Having not played my instruments much over the past two years, about a month ago I decided to finally bite the bullet and replace the mouthpiece receiver on my 1924 Buescher 3-valve Eb tuba. Other threads on this forum (somewhere) describe my program of dent removal on that horn and cutting it from A=435 to A=440. But while the horn at that point was certainly "playable" in public without much embarrassment, I never got the tone and intonation from it that I'd hoped for. And playing it in tune was something of a challenge -- even conceding the issue of having just the 3 valves.

The original receiver was one of those "small European" tuba receivers that takes a shank roughly the size of a contemporary bass trombone's. But bass (or contrabass) trombone mouthpieces never worked well on it for me. So I'd resorted to a "shank adapter" made by Matt Walters at Dillon Music, which I believe was the last "small European to standard American" adapter he made. It worked better than anything else I had found, but still not what I'd hoped. The time had come to take the final step and gamble.

I had a new standard US tuba receiver that had been sitting around for about 10 years. So out came the air/acetylene outfit and I went to work removing the old receiver and replacing it with the new one. This was pretty simple EXCEPT (of course ) the diameter of the mouth pipe end didn't quite fit the diameter of the receiver end that had to go over it. Close, but I wasn't about to fill the void with solder if I could avoid it, I didn't have a tube expander I could trust, and I didn't want to risk splitting that mouth pipe. Then I remembered the old junk trombone I'd bought from Goodwill years ago. Yes! One of the crooks in it had a segment out of which I could cut a cylindrical "shim" (collar) to match the mouth pipe to the receiver. And voila! It was done. It even looked good, though the new receiver is brass rather than the 1924 double-plated silver of the original.
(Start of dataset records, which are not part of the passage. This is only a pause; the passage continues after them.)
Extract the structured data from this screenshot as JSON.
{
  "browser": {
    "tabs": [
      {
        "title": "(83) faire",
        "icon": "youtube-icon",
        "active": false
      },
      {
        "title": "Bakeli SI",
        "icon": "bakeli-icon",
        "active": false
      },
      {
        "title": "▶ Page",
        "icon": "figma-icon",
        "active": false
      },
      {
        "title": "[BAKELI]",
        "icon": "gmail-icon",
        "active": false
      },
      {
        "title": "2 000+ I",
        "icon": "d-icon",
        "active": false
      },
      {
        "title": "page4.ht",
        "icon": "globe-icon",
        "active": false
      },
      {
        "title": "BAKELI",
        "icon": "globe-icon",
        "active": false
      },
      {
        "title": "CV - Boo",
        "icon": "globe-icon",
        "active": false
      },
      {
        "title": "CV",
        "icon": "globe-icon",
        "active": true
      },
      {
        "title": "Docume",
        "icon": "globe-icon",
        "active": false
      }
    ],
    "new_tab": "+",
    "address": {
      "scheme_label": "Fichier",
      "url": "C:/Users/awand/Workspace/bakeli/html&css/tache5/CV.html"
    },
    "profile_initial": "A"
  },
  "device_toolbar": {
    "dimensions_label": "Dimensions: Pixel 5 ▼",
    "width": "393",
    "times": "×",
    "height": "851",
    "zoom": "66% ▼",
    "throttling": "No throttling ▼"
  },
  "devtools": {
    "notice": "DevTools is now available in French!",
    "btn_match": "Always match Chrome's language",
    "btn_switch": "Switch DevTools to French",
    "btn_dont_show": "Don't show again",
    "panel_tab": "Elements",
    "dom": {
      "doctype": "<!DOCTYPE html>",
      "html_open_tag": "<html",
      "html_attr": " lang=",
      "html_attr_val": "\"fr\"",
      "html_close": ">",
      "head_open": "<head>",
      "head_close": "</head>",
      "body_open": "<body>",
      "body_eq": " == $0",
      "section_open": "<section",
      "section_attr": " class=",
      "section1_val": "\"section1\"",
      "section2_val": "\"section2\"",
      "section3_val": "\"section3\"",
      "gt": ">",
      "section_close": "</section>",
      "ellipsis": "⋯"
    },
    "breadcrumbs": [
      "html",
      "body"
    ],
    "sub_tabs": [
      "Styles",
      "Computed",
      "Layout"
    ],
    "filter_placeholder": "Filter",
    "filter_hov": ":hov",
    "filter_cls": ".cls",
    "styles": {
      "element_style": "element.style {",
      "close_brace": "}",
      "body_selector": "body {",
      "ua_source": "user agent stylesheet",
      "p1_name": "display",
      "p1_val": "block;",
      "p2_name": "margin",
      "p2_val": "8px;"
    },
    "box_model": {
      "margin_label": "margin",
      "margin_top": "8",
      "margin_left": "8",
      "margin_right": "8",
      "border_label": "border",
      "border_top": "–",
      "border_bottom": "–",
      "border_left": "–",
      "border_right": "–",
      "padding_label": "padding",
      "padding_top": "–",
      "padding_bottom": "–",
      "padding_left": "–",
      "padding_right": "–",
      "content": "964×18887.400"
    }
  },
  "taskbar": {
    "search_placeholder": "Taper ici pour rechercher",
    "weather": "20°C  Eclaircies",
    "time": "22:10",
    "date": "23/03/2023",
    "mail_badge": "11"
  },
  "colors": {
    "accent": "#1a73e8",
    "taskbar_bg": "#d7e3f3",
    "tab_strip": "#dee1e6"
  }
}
The improvement in sound and pitch was immediately noticeable -- and MUCH better than I'd expected. I was very happy with the butchering I'd done. But then there was the renewed question of what mouthpiece to use. The intonation was noticeably improved, but not perfect. Duh, what a surprise! 3 valves. So ... to the mouthpieces!!! ...

I currently posses only 6 tuba mouthpieces (having cut back my collection some years ago): Miraphone TU-17, Perantucci PT-63, Kelly 25, Schilke 66, Kellyberg (Conn 120S clone), and Wick 3XL. The first three are German "bowl" mouthpieces, the fourth and fifth are Helleburg "funnel" mouthpieces, and the Wick is ... er ... a Wick (more bowl then Helleberg, I think, but not Germanish). It's my mouthpiece for the Wessex Champion Eb horn I have.

In a number of places on the web you'll see claims that the old American horns "favor" (or even "were made for") Helleberg mouthpieces. I don't know about that, but this horn seems to like the bowl mouthpieces pretty well EXCEPT none of them yielded quite the intonation that the Schilke and the Kellyberg did. Close, and they would be "acceptable", but the big problem was with the 1+2+3 valve combinations (particularly the E-natural below the staff). And I do have a 3rd valve "kicker" to lower the 3rd valve combinations.

The horn does seem to like the Helleberg mouthpieces a bit better -- at least in terms of intonation -- and more than it likes the Wick. But the real shocker to me was that the winner turns out to be the Kellyberg.

This isn't a shock so much because it's the intonation winner (it is, after all, a bit larger than the Schilke 66 and might be expected to lower the pitch a bit), but because I've had that mouthpiece for over 25 years and NEVER been able to use it (or any other 120S or clone)!! Whenever I put it on a larger bore horn (like the Wessex or my Cerveny BBb) it seemed to suck the air out of my lungs. But on this horn, it's great. It's a little more demanding that the 66, but the intonation is better overall, and definitely on the lower 3rd valve combinations. I COULD use the 66, but it requires an extra effort in embouchure adjustment on some pitches that the Kellyberg handles more in its stride.

I now regard this horn as truly playable -- and a lot of fun (not that it's capable of what the Wessex is). I know that a long-standing received view is that these old American Ebs prefer (or "need") a small and relatively shallow mouthpiece. I won't argue about that. But it never worked for me, and what I wanted was a tuba that would play in tune with relatively little effort and sound good. I suspect that what I have deviates from the "original conception" of the instrument and from it's original sound. But I'm not in it for re-enactment value, and I'm happy with the result.